As a coach I’m fascinated with Sampaoli’s tactical approach to each match, so I would like to focus on how and why he has been so successful these past few months. Of course there are many aspects which contribute to the success of a team; physical, psychological, technical, and tactical. Each of the aforementioned aspects can be divided into different segments, and within the tactical aspects I’d like to direct my attention to his formations, or shall we say the lack of formations.
Football can be summarized into a game where efficiently managing time and space results in the control of the match and increases the probability of winning. When a manager sets a formation, he deems the formation to cover as much space as possible in the least amount of time. Although throughout the course of a match, variables change and the space which must be covered also changes. Therefore, a team’s formation should have the ability to morph in order to adapt to the necessities required of the game.
Sampaoli knows this, which is why his side do not have a rigid formation. They are like water, covering all space which the game presents them, always morphing shapes making them very difficult to pinpoint. Let’s look at some of the shapes they have used in their previous of matches.

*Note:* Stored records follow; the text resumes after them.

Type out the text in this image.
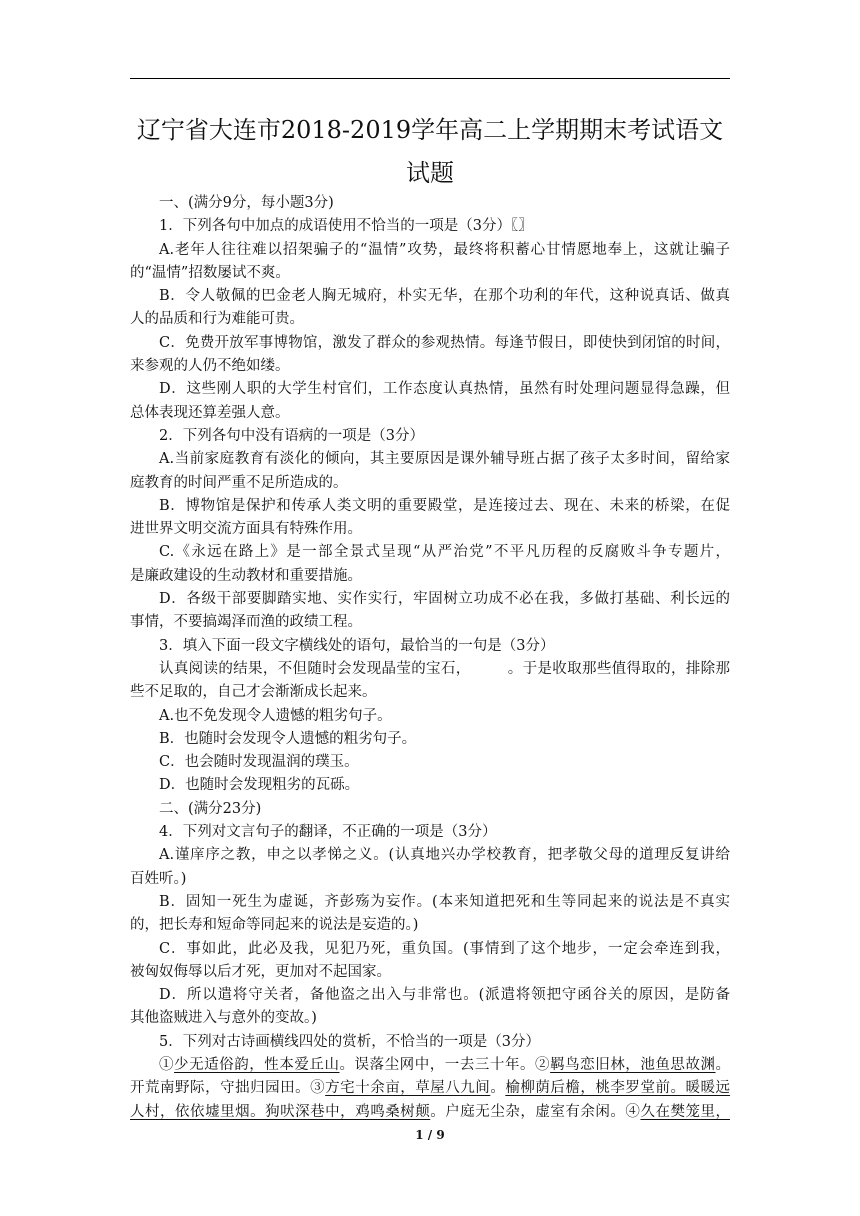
辽宁省大连市2018-2019学年高二上学期期末考试语文
试题
一、(满分9分，每小题3分)
1．下列各句中加点的成语使用不恰当的一项是（3分）〖〗
A.老年人往往难以招架骗子的“温情”攻势，最终将积蓄心甘情愿地奉上，这就让骗子
的“温情”招数屡试不爽。
B．令人敬佩的巴金老人胸无城府，朴实无华，在那个功利的年代，这种说真话、做真
人的品质和行为难能可贵。
C．免费开放军事博物馆，激发了群众的参观热情。每逢节假日，即使快到闭馆的时间，
来参观的人仍不绝如缕。
D．这些刚人职的大学生村官们，工作态度认真热情，虽然有时处理问题显得急躁，但
总体表现还算差强人意。
2．下列各句中没有语病的一项是（3分）
A.当前家庭教育有淡化的倾向，其主要原因是课外辅导班占据了孩子太多时间，留给家
庭教育的时间严重不足所造成的。
B．博物馆是保护和传承人类文明的重要殿堂，是连接过去、现在、未来的桥梁，在促
进世界文明交流方面具有特殊作用。
C.《永远在路上》是一部全景式呈现“从严治党”不平凡历程的反腐败斗争专题片，
是廉政建设的生动教材和重要措施。
D．各级干部要脚踏实地、实作实行，牢固树立功成不必在我，多做打基础、利长远的
事情，不要搞竭泽而渔的政绩工程。
3．填入下面一段文字横线处的语句，最恰当的一句是（3分）
认真阅读的结果，不但随时会发现晶莹的宝石，　　　。于是收取那些值得取的，排除那
些不足取的，自己才会渐渐成长起来。
A.也不免发现令人遗憾的粗劣句子。
B．也随时会发现令人遗憾的粗劣句子。
C．也会随时发现温润的璞玉。
D．也随时会发现粗劣的瓦砾。
二、(满分23分)
4．下列对文言句子的翻译，不正确的一项是（3分）
A.谨庠序之教，申之以孝悌之义。(认真地兴办学校教育，把孝敬父母的道理反复讲给
百姓听。)
B．固知一死生为虚诞，齐彭殇为妄作。(本来知道把死和生等同起来的说法是不真实
的，把长寿和短命等同起来的说法是妄造的。)
C．事如此，此必及我，见犯乃死，重负国。(事情到了这个地步，一定会牵连到我，
被匈奴侮辱以后才死，更加对不起国家。
D．所以遣将守关者，备他盗之出入与非常也。(派遣将领把守函谷关的原因，是防备
其他盗贼进入与意外的变故。)
5．下列对古诗画横线四处的赏析，不恰当的一项是（3分）
①少无适俗韵，性本爱丘山。误落尘网中，一去三十年。②羁鸟恋旧林，池鱼思故渊。
开荒南野际，守拙归园田。③方宅十余亩，草屋八九间。榆柳荫后檐，桃李罗堂前。暖暖远
人村，依依墟里烟。狗吠深巷中，鸡鸣桑树颠。户庭无尘杂，虚室有余闲。④久在樊笼里，
1 / 9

Here we can see the classic formation which in theory has been so successful for its ability to cover all space but has been critiqued for being too rigid. Depending on the match and situation, Sevilla use a back line of four, a line of three, or a line of five. In this case, the 4-4-2 gives them a compact shape to minimize space, the staggered center midfielders cut off passing lanes and break down the opposition’s ability to change the point of attack, and against this Real Sociedad side shown in the image, they create numerical superiority.
In that same match, Sevilla also used a 3-5-2, which utilizes their star defensive center midfielder, Steven N’Zonzi’s abilities to cover space and win back possession. Giving him sole responsibility of the center, allows for quick transitions into attack because they have more players waiting in the wings with space to attack. This formation requires a strong defensive midfielder like N’Zonzi.

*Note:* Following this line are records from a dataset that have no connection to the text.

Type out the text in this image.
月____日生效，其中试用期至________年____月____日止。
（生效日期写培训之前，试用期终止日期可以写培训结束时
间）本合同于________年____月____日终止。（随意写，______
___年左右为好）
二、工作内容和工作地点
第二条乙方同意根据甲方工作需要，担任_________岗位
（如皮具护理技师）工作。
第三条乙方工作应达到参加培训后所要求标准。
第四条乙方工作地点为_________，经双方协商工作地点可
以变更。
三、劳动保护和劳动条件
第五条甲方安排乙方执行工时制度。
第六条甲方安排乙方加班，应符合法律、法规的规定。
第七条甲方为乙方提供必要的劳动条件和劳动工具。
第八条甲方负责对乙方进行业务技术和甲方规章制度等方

In attack, they expand their shape to cover all space and the back line of four allows for numerical superiority in the midfield as the outside backs push up high. The center three midfielders have numerical superiority over Real Sociedad’s two central players.
In the second leg of their Copa del Rey meeting with Real Madrid, Sevilla’s attacking formation was similar to a 3-4-3 but they used a defensive central midfielder in order to control Madrid’s strong counterattack. This minor tweak to the formation resulted in the formation looking like a 3-1-3-3. However throughout the match, Madrid controlled the center of the pitch much more than Sevilla would have liked and consequently most of Sevilla’s attack came from the wings.

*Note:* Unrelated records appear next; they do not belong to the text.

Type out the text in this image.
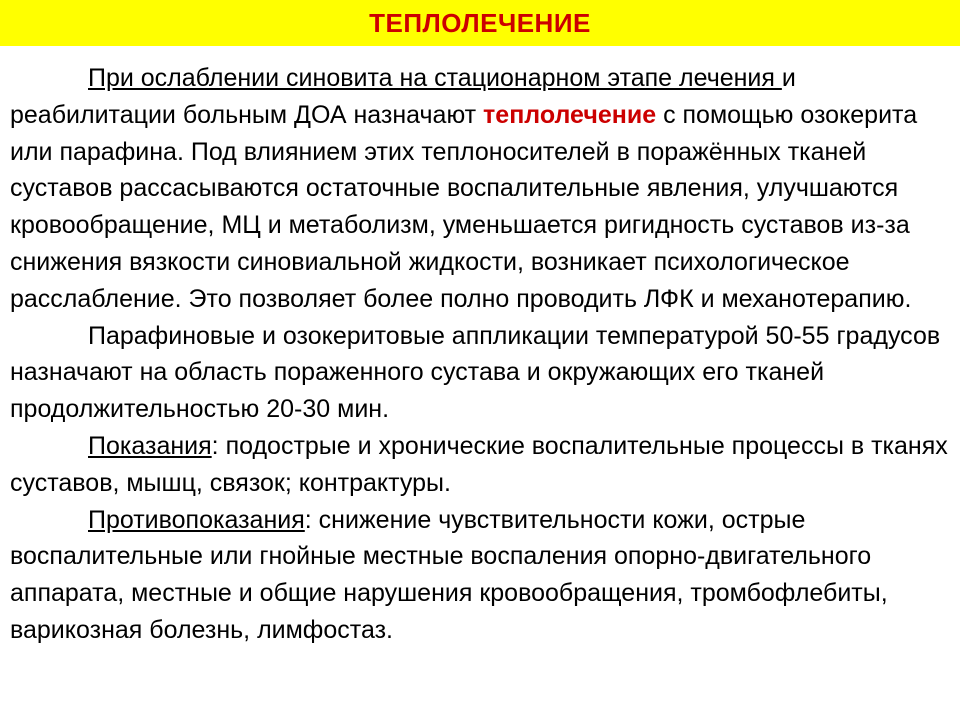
ТЕПЛОЛЕЧЕНИЕ

При ослаблении синовита на стационарном этапе лечения и реабилитации больным ДОА назначают теплолечение с помощью озокерита или парафина. Под влиянием этих теплоносителей в поражённых тканей суставов рассасываются остаточные воспалительные явления, улучшаются кровообращение, МЦ и метаболизм, уменьшается ригидность суставов из-за снижения вязкости синовиальной жидкости, возникает психологическое расслабление. Это позволяет более полно проводить ЛФК и механотерапию.

Парафиновые и озокеритовые аппликации температурой 50-55 градусов назначают на область пораженного сустава и окружающих его тканей продолжительностью 20-30 мин.

Показания: подострые и хронические воспалительные процессы в тканях суставов, мышц, связок; контрактуры.

Противопоказания: снижение чувствительности кожи, острые воспалительные или гнойные местные воспаления опорно-двигательного аппарата, местные и общие нарушения кровообращения, тромбофлебиты, варикозная болезнь, лимфостаз.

Defensively, Sevilla’s wingers tracked back and inserted themselves into the back line transforming them into a line of five. This formation was very defensive but with athletic and speedy wingers they were able to counter and use the wing space effectively. Their transitions were quick and didn’t require complicated movements which made them efficient.
In their league fixture against Real Madrid this past Sunday, Sampaoli put out a 4-4-2 which controlled Madrid’s organized attack for most of the encounter. The two central midfielders covered the space in the center of the pitch and were able to deny opportunities of changing the point of attack. However, the benefits of this formation could be seen in their attack. In an interview after the match, Sampaoli said he modified his team’s shape from the Copa del Rey match to be able to have more control in the middle third, by pushing the outside backs high in the midfield and advancing his wingers into the front line, ultimately creating at 2-4-4 with a wide shape.
Although on paper these modifications may seem simple and easily done, the reality is having a team who can adapt their shape so fluidly is the mark of a talented manager. Sampaoli has been able to explain the game he wants to play not through the X’s and O’s of formations but through conceptual ideas of space. When the players understand the space that the team as a whole has to cover, rather than their individual spatial responsibilities, they learn to work together, covering for each other, moving as a group, essentially, becoming one entity.
Creating this kind of symbiotic unity is far from easy but the result is a team which effortlessly moves throughout the field covering space, morphing, shifting, adapting, and always changing. Not only can it be seen in their movements but their timing, communication, and effort. Sampaoli’s created an organic machine that is ready to take on the best teams in Spain, and Europe.